RadioShack, as many well know, finally declared bankruptcy this year. This is likely to finally give economists peace of mind, since the continued existence of the Shack had many questioning their own devotion to the tenets of the dismal science.
One interesting fact has come out of the bankruptcy proceedings – RadioShack customer’s private data may very well be one of the companies most significant assets.
Brief primer on bankruptcy: when a company can no longer pay its debts, it can seek protection from creditors from the federal judiciary. There are a number of ways to declare bankruptcy, but RadioShack chose Chapter 11, which doesn’t automatically lead to liquidation (that’s Chapter 7), but the reorganization can lead to something that looks a lot like liquidation anyway. And that’s what’s happening here. Amazon is likely to buy some of RadioShack, as are the major cell phone carriers.

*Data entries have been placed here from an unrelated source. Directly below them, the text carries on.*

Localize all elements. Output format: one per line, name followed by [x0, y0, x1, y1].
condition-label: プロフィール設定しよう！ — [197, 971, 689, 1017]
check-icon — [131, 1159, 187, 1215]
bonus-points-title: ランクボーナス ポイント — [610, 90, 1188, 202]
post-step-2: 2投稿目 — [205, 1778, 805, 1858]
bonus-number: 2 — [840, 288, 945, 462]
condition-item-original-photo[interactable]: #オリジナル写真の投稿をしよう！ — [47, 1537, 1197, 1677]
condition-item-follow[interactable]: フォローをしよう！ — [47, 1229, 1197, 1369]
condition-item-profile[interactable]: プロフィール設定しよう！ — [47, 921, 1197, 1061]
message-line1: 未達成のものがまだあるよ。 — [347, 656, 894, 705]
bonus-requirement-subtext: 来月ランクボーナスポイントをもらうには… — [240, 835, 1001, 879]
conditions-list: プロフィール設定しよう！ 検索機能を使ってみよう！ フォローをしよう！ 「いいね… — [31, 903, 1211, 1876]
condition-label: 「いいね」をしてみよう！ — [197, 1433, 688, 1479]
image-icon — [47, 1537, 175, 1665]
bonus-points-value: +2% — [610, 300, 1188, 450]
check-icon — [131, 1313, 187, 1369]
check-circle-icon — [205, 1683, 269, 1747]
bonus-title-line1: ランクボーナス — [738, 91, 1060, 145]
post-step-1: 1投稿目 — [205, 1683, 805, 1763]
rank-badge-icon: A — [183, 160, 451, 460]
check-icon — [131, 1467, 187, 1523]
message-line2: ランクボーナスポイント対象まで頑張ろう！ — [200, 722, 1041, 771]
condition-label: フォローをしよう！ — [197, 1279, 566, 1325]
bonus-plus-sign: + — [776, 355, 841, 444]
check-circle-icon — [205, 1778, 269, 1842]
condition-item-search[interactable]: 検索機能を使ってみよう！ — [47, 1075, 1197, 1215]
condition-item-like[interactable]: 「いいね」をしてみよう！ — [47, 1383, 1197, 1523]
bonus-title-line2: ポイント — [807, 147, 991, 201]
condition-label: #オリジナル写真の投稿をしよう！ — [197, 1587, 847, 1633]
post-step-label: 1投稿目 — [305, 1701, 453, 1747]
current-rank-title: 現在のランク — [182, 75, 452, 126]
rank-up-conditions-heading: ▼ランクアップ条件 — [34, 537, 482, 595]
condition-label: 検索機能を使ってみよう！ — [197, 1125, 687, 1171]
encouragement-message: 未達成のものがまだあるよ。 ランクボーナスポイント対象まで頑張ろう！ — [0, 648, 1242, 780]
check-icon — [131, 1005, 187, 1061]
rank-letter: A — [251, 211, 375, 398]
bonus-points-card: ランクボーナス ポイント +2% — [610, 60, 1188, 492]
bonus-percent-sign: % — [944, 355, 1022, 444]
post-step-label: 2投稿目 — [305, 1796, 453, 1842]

In order for this process to work, however, a company going through the bankruptcy must lay all its assets on the table, open its books. Here, RadioShack has listed all the information it has on its past customers as an asset. Your personal information has, for a long time, been the implicitly valuable thing underlying the business model of almost every Internet company. Only here, that open secret has been rewritten explicitly.
And that is why this asset has drawn an objection, but not an objection that this personal data belongs to the consumers. Rather, Apple is objecting that the consumer information that RadioShack collected when it sold Apple products belongs to Apple and should not be considered an asset in this bankruptcy. Apple sees the value of this information and wants it.
As usual, Apple and companies like it have armies of lawyers looking out for their own interests. And, again as usual, consumers simply don’t. This is far from the first time that personal data has left the control of the person and it won’t be the last. Get used to being seen as an asset in someone else’s business.